Depiction of the Vandals Flag

The Vandals, an East Germanic tribe or group of tribes, first appear in history as inhabiting present-day southern Poland, but later moved around Europe, successively establishing kingdoms in Spain and in North Africa in the 5th century.[1]

Scholars believe that the Vandals migrated from southern Scandinavia to the area between the lower Oder and Vistula rivers during the 2nd century BC and settled in Silesia from around 120 BC.[2][3][4] They are associated with the Przeworsk culture and were possibly the same people as the Lugii. Expanding into Dacia during the Marcomannic Wars and to Pannonia during the Crisis of the Third Century, the Vandals were confined to Pannonia by the Goths around 330 AD, where they received permission to settle from Constantine the Great. Around 400, raids by the Huns forced many Germanic tribes to migrate into the territory of the Roman Empire, and fearing that they might be targeted next the Vandals were pushed westwards, crossing the Rhine into Gaul along with other tribes in 406.[5] In 409 the Vandals crossed the Pyrenees into the Iberian Peninsula, where their main groups, the Hasdingi and the Silingi, settled in Gallaecia (northwest Iberia) and Baetica (south-central Iberia) respectively.[6]

After the Visigoths invaded Iberia in 418, the Iranian Alans and Silingi Vandals voluntarily subjected themselves to the rule of Hasdingian leader Gunderic, who was pushed from Gallaecia to Baetica by a Roman-Suebi coalition in 419. In 429, under king Genseric (reigned 428-477), the Vandals entered North Africa.
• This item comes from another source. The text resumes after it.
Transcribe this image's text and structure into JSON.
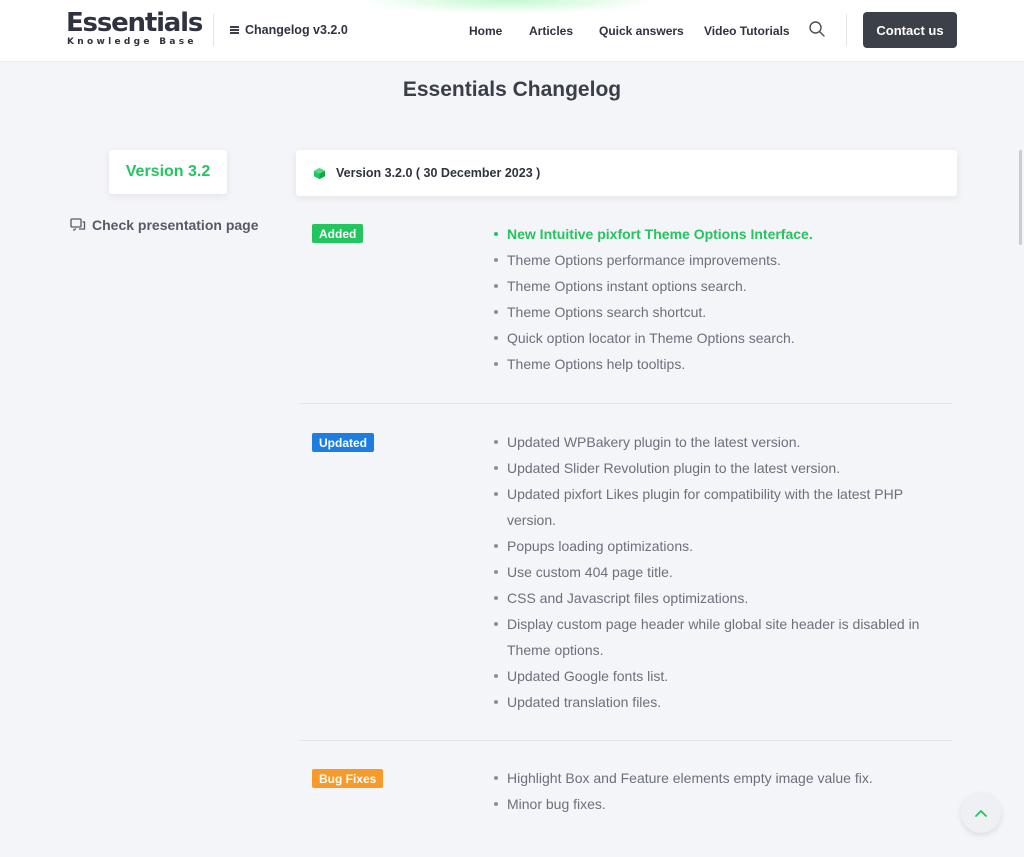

By 439 they established a kingdom which included the Roman province of Africa as well as Sicily, Corsica, Sardinia, Malta and the Balearic Islands. They fended off several Roman attempts to recapture the African province, and sacked the city of Rome in 455. Their kingdom collapsed in the Vandalic War of 533–4, in which Emperor Justinian I's forces managed to reconquer the province for the Eastern Roman Empire.

Renaissance and early-modern writers characterized the Vandals as barbarians, "sacking and looting" Rome. This led to the use of the term "vandalism" to describe any senseless destruction, particularly the "barbarian" defacing of artwork. However, modern historians tend to regard the Vandals during the transitional period from Late Antiquity to the Early Middle Ages as perpetuators, not destroyers, of Roman culture.[7]

References[]

  1. Vandal. Encyclopædia Britannica Online. Encyclopædia Britannica, Inc.. Retrieved on 8 March 2014.
  2. Germanic peoples. Encyclopædia Britannica Online. Encyclopædia Britannica, Inc.. Retrieved on 8 March 2014.
  3. History of Europe: Barbarian migrations and invasions: The Germans and Huns. Encyclopædia Britannica Online. Encyclopædia Britannica, Inc.. Retrieved on 8 March 2014.
  4. Waldman & Mason 2006, pp. 821–825
  5. Brian, Adam. History of the Vandals. Roman Empire. Archived from the original on June 23, 2017. Retrieved on May 21, 2017.
  6. Spain: Visigothic Spain to c. 500. Encyclopædia Britannica Online. Encyclopædia Britannica, Inc.. Retrieved on 8 March 2014.
  7. Contrasting articles in Frank M. Clover and R.S. Humphreys, eds, Tradition and Innovation in Late Antiquity (University of Wisconsin Press) 1989, highlight the Vandals' role as continuators: Frank Clover stresses continuities in North African Roman mosaics and coinage and literature, whereas Averil Cameron, drawing upon archaeology, documents how swift were the social, religious and linguistic changes once the area was conquered by Byzantium and then by Islam.